To make chocolate mousse. First boil the custard: combine the cornstarch with 1/4 Cup of sugar and to drive back the egg yolks, rubbing, until, until you have no lumps. The remaining 1/4 Cup of sugar pour into a saucepan with milk and bring to a boil. A thin stream, stirring the egg-mass of starch, pour into it the hot milk, then pour all back into saucepan and cook on a slow fire for a few minutes until thick (to boil not to bring). Remove the cream from heat, place in a bowl, cover with plastic wrap (touching the surface to form a crust) and cool completely. Melt the chocolate and whisk together with the cream. Dissolve gelatin in milk, allow to swell and heat to dissolve. Pour in the cream and stir. Whip the cream and carefully fold into the cream.
Assembly: Cake cut into two parts. Spread on the bottom of the biscuit, it is cooled currant stuffing and place in refrigerator for 2 hours. On currant stuffing to put the second cake and cover the surface of the chocolate mousse. Cover the form with cling film and leave to harden in the refrigerator at least 3 hours.

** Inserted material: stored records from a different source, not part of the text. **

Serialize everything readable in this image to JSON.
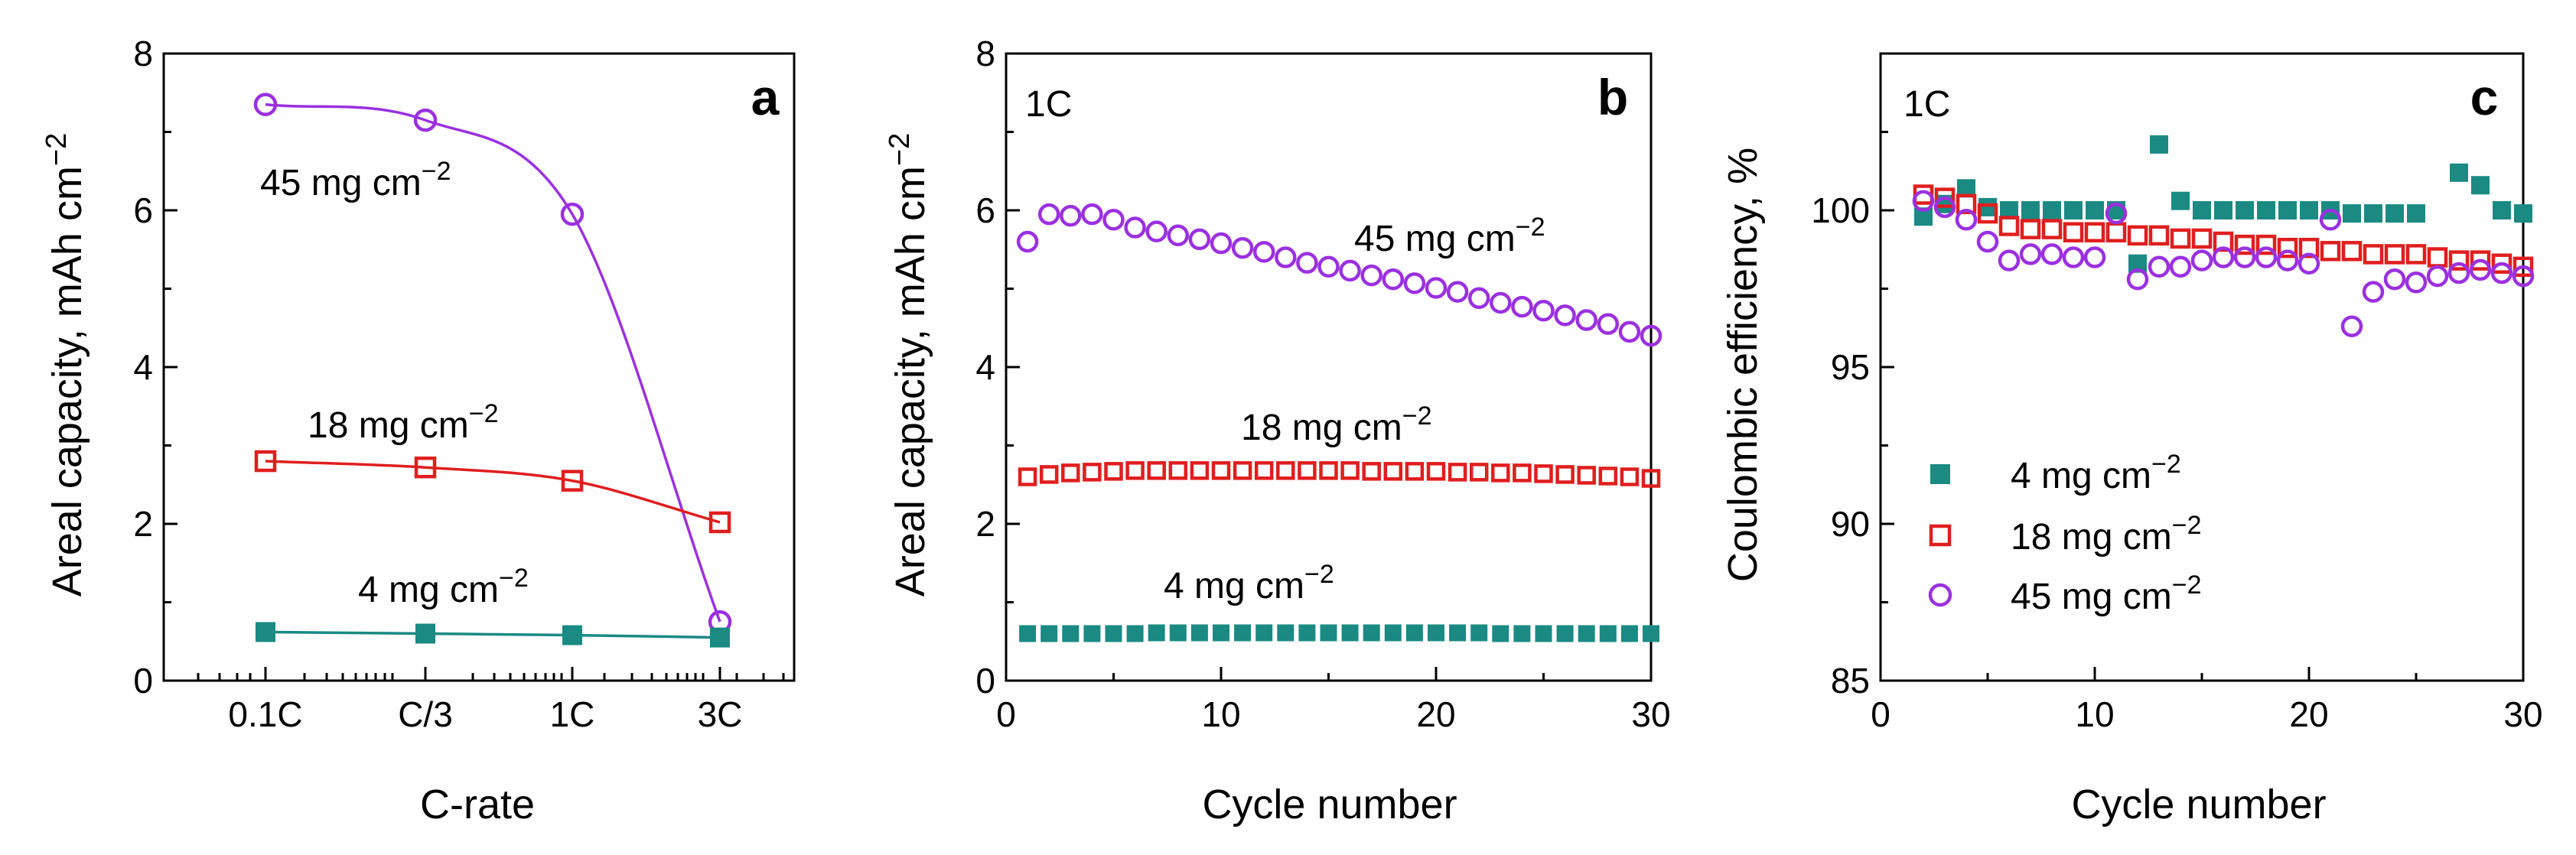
{
  "colors": {
    "teal": "#1a8a83",
    "red": "#e01e1e",
    "purple": "#9b30e0",
    "axis": "#000000"
  },
  "chart_data": [
    {
      "panel": "a",
      "type": "line",
      "xlabel": "C-rate",
      "ylabel": "Areal capacity, mAh cm",
      "ylabel_sup": "−2",
      "ylim": [
        0,
        8
      ],
      "yticks": [
        "0",
        "2",
        "4",
        "6",
        "8"
      ],
      "categories": [
        "0.1C",
        "C/3",
        "1C",
        "3C"
      ],
      "series": [
        {
          "name": "45 mg cm",
          "sup": "−2",
          "marker": "circle",
          "color": "purple",
          "values": [
            7.35,
            7.15,
            5.95,
            0.75
          ]
        },
        {
          "name": "18 mg cm",
          "sup": "−2",
          "marker": "open-square",
          "color": "red",
          "values": [
            2.8,
            2.72,
            2.55,
            2.02
          ]
        },
        {
          "name": "4 mg cm",
          "sup": "−2",
          "marker": "filled-square",
          "color": "teal",
          "values": [
            0.62,
            0.6,
            0.58,
            0.55
          ]
        }
      ]
    },
    {
      "panel": "b",
      "type": "scatter",
      "annotation": "1C",
      "xlabel": "Cycle number",
      "ylabel": "Areal capacity, mAh cm",
      "ylabel_sup": "−2",
      "xlim": [
        0,
        30
      ],
      "ylim": [
        0,
        8
      ],
      "xticks": [
        "0",
        "10",
        "20",
        "30"
      ],
      "yticks": [
        "0",
        "2",
        "4",
        "6",
        "8"
      ],
      "series": [
        {
          "name": "45 mg cm",
          "sup": "−2",
          "marker": "circle",
          "color": "purple",
          "x": [
            1,
            2,
            3,
            4,
            5,
            6,
            7,
            8,
            9,
            10,
            11,
            12,
            13,
            14,
            15,
            16,
            17,
            18,
            19,
            20,
            21,
            22,
            23,
            24,
            25,
            26,
            27,
            28,
            29,
            30
          ],
          "values": [
            5.6,
            5.95,
            5.93,
            5.95,
            5.88,
            5.78,
            5.73,
            5.68,
            5.63,
            5.58,
            5.52,
            5.47,
            5.4,
            5.33,
            5.28,
            5.23,
            5.17,
            5.12,
            5.07,
            5.01,
            4.96,
            4.88,
            4.82,
            4.77,
            4.72,
            4.66,
            4.6,
            4.55,
            4.45,
            4.4
          ]
        },
        {
          "name": "18 mg cm",
          "sup": "−2",
          "marker": "open-square",
          "color": "red",
          "x": [
            1,
            2,
            3,
            4,
            5,
            6,
            7,
            8,
            9,
            10,
            11,
            12,
            13,
            14,
            15,
            16,
            17,
            18,
            19,
            20,
            21,
            22,
            23,
            24,
            25,
            26,
            27,
            28,
            29,
            30
          ],
          "values": [
            2.6,
            2.63,
            2.65,
            2.66,
            2.67,
            2.68,
            2.68,
            2.68,
            2.68,
            2.68,
            2.68,
            2.68,
            2.68,
            2.68,
            2.68,
            2.68,
            2.67,
            2.67,
            2.67,
            2.67,
            2.66,
            2.66,
            2.65,
            2.65,
            2.64,
            2.63,
            2.62,
            2.61,
            2.6,
            2.58
          ]
        },
        {
          "name": "4 mg cm",
          "sup": "−2",
          "marker": "filled-square",
          "color": "teal",
          "x": [
            1,
            2,
            3,
            4,
            5,
            6,
            7,
            8,
            9,
            10,
            11,
            12,
            13,
            14,
            15,
            16,
            17,
            18,
            19,
            20,
            21,
            22,
            23,
            24,
            25,
            26,
            27,
            28,
            29,
            30
          ],
          "values": [
            0.6,
            0.6,
            0.6,
            0.6,
            0.6,
            0.6,
            0.61,
            0.61,
            0.61,
            0.61,
            0.61,
            0.61,
            0.61,
            0.61,
            0.61,
            0.61,
            0.61,
            0.61,
            0.61,
            0.61,
            0.61,
            0.61,
            0.6,
            0.6,
            0.6,
            0.6,
            0.6,
            0.6,
            0.6,
            0.6
          ]
        }
      ]
    },
    {
      "panel": "c",
      "type": "scatter",
      "annotation": "1C",
      "xlabel": "Cycle number",
      "ylabel": "Coulombic efficiency, %",
      "xlim": [
        0,
        30
      ],
      "ylim": [
        85,
        105
      ],
      "xticks": [
        "0",
        "10",
        "20",
        "30"
      ],
      "yticks": [
        "85",
        "90",
        "95",
        "100"
      ],
      "legend_position": "bottom-left",
      "series": [
        {
          "name": "4 mg cm",
          "sup": "−2",
          "marker": "filled-square",
          "color": "teal",
          "x": [
            2,
            3,
            4,
            5,
            6,
            7,
            8,
            9,
            10,
            11,
            12,
            13,
            14,
            15,
            16,
            17,
            18,
            19,
            20,
            21,
            22,
            23,
            24,
            25,
            26,
            27,
            28,
            29,
            30
          ],
          "values": [
            99.8,
            100.2,
            100.7,
            100.1,
            100.0,
            100.0,
            100.0,
            100.0,
            100.0,
            100.0,
            98.3,
            102.1,
            100.3,
            100.0,
            100.0,
            100.0,
            100.0,
            100.0,
            100.0,
            100.0,
            99.9,
            99.9,
            99.9,
            99.9,
            null,
            101.2,
            100.8,
            100.0,
            99.9
          ]
        },
        {
          "name": "18 mg cm",
          "sup": "−2",
          "marker": "open-square",
          "color": "red",
          "x": [
            2,
            3,
            4,
            5,
            6,
            7,
            8,
            9,
            10,
            11,
            12,
            13,
            14,
            15,
            16,
            17,
            18,
            19,
            20,
            21,
            22,
            23,
            24,
            25,
            26,
            27,
            28,
            29,
            30
          ],
          "values": [
            100.5,
            100.4,
            100.2,
            99.9,
            99.5,
            99.4,
            99.4,
            99.3,
            99.3,
            99.3,
            99.2,
            99.2,
            99.1,
            99.1,
            99.0,
            98.9,
            98.9,
            98.8,
            98.8,
            98.7,
            98.7,
            98.6,
            98.6,
            98.6,
            98.5,
            98.4,
            98.4,
            98.3,
            98.2
          ]
        },
        {
          "name": "45 mg cm",
          "sup": "−2",
          "marker": "circle",
          "color": "purple",
          "x": [
            2,
            3,
            4,
            5,
            6,
            7,
            8,
            9,
            10,
            11,
            12,
            13,
            14,
            15,
            16,
            17,
            18,
            19,
            20,
            21,
            22,
            23,
            24,
            25,
            26,
            27,
            28,
            29,
            30
          ],
          "values": [
            100.3,
            100.1,
            99.7,
            99.0,
            98.4,
            98.6,
            98.6,
            98.5,
            98.5,
            99.9,
            97.8,
            98.2,
            98.2,
            98.4,
            98.5,
            98.5,
            98.5,
            98.4,
            98.3,
            99.7,
            96.3,
            97.4,
            97.8,
            97.7,
            97.9,
            98.0,
            98.1,
            98.0,
            97.9
          ]
        }
      ]
    }
  ]
}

To decorate: in a saucepan add the sugar, pour hot boiled water. Put on the heat, since boiling does not mix with a spoon, but only wipe with a wet brush the grains of sugar from sides of pan and a little pokazyvaem her. Boiling the sugar syrup for approximately 3-4 minutes, until, until all the syrup will not turn into lots of bubbles. At the same time, beat with a mixer in a foam two freezing protein. As soon as protein weight will be doubled, pour it into the boiling syrup, continuing to whisk the egg whites. And then add the juice of half a lemon squeezed in advance, and the sachet of vanilla sugar. Whisk this warm mass still for 5 minutes and leave it alone. The cream turns "standing", white, very strong and perfectly shaped!
Divide into 2 parts cream, one of which bottonium cocoa. With condit. the bag will draw some circles. Using the spoke segments will have stripes from the center to the edges, beyond the circles. Get this "sea star". Boca prepare protein cream and decorate as desired.